Absent from that original classification entirely was white hydrogen – hydrogen that occurs underground in pure form, requiring no manufacturing process whatsoever. Because natural hydrogen tends to seep and disperse, long-term accumulation had previously been viewed as geologically implausible, and for decades it drew little serious exploration attention.

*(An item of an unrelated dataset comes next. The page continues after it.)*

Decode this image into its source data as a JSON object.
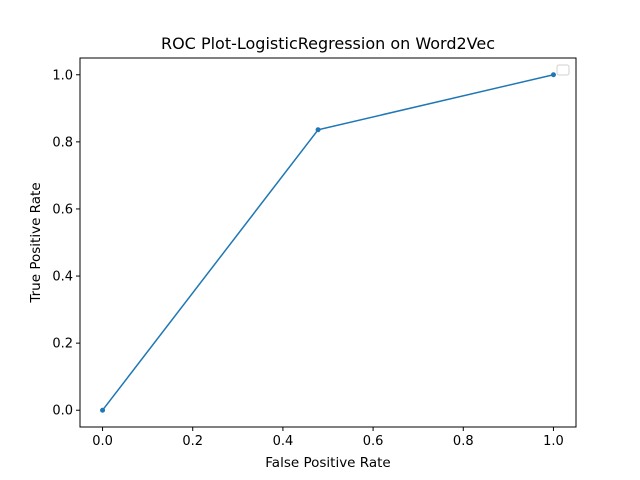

In recent years, discoveries in Mali, France, and elsewhere have demonstrated that the right geological conditions can in fact trap natural hydrogen underground – and in January 2026, MAX Power confirmed Canada's first such subsurface discovery at its Lawson well in southern Saskatchewan.

Along the 475-kilometer-long (295 miles) Genesis Trend, about 140 kilometers (87 miles) south of Saskatoon, the company has assembled the largest permitted natural hydrogen land package in Canada at approximately 1.3 million acres (521,000 hectares), with another 5.7 million acres under application.

According to previously released results, the Lawson discovery well encountered hydrogen concentrations of up to 286,000 parts per million, or 28.6% – high enough to behave like a natural gas reservoir, flowing naturally to surface under its own pressure – while helium, a rare and commercially valuable gas in its own right, was detected above the main hydrogen zone, evidence the company says points to a full subsurface system rather than a single isolated gas pocket.